From here, we head off in search of the East End. Of course, if we really wanted to go there we'd probably need to go as far as Thetford in Essex, where most of the genuine cockneys were shipped years ago. Spitalfields and the area around Brick Lane are still interesting to visit, though, especially on a Sunday when the markets are in full swing. It's a happy mixture of arty boutique stores, cutting edge bars, Bangladeshi shops and restaurants and people selling their old clothes. There's a genuine life and character to the area, so rare in London these days. Though it's not what it once was before much of the place was swallowed up by the bland corporate money spreading from the city.

I try to show my kids Hawksmoor's beautiful Christ Church in Spitalfields (underneath which James boards a secret pneumatic railway in the book), a real East End landmark, but they are more interested in buying toy guns. As the writer of James Bond books, I can hardly argue.

We stop for lunch in the fantastic Arkansas Café (Unit 12, Spitalfields Market, 107b Commercial St), where Bubba, the American owner, prepares authentic smokehouse cooking. In his funky wooden shack he serves the best ribs, burgers and barbecue chicken in London. Like so much else that is good around here, though, he will be soon be forced out, so go while you can.

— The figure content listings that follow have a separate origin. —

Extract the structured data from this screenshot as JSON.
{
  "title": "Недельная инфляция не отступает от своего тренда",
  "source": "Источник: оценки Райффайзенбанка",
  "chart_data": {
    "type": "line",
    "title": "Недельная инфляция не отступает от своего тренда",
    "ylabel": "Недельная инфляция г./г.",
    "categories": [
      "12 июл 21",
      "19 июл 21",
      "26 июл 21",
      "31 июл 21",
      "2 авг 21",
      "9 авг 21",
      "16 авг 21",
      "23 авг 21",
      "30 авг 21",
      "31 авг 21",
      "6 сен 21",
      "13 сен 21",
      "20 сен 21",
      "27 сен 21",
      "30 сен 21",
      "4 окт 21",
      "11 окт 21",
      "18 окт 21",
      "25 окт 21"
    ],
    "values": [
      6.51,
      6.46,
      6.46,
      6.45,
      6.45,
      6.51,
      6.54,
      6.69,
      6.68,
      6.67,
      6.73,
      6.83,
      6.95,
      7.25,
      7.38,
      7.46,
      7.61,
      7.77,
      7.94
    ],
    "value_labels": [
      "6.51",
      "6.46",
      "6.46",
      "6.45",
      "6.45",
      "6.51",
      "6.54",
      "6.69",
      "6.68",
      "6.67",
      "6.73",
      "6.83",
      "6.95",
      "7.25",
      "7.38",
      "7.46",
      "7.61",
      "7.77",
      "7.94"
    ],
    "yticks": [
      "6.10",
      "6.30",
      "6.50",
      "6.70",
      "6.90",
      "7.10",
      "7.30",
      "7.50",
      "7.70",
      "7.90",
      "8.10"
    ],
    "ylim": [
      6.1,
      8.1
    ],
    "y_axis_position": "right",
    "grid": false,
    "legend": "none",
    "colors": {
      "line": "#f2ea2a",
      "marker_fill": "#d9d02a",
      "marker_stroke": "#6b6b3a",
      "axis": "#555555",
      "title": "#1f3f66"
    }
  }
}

From nearby Tower Bridge, we get the Docklands Light Railway to Canary Wharf. Arriving on this diddy electric train at the mirage that is the new Docklands is a totally Disney World experience. You arrive at this unreal shiny little modern city sitting there in the middle of nowhere. They used to say you could walk from one side of the Thames to the other across the decks of moored ships, now you'd probably be run down by a banker on a jetski. Whatever, it's an exciting place to stroll around and the excellent Museum in Docklands (West India Quay, admission £5, under 16s free) gives you some idea of what the area used to be like, with the aid of some atmospheric reconstructions and a few well-chosen exhibits.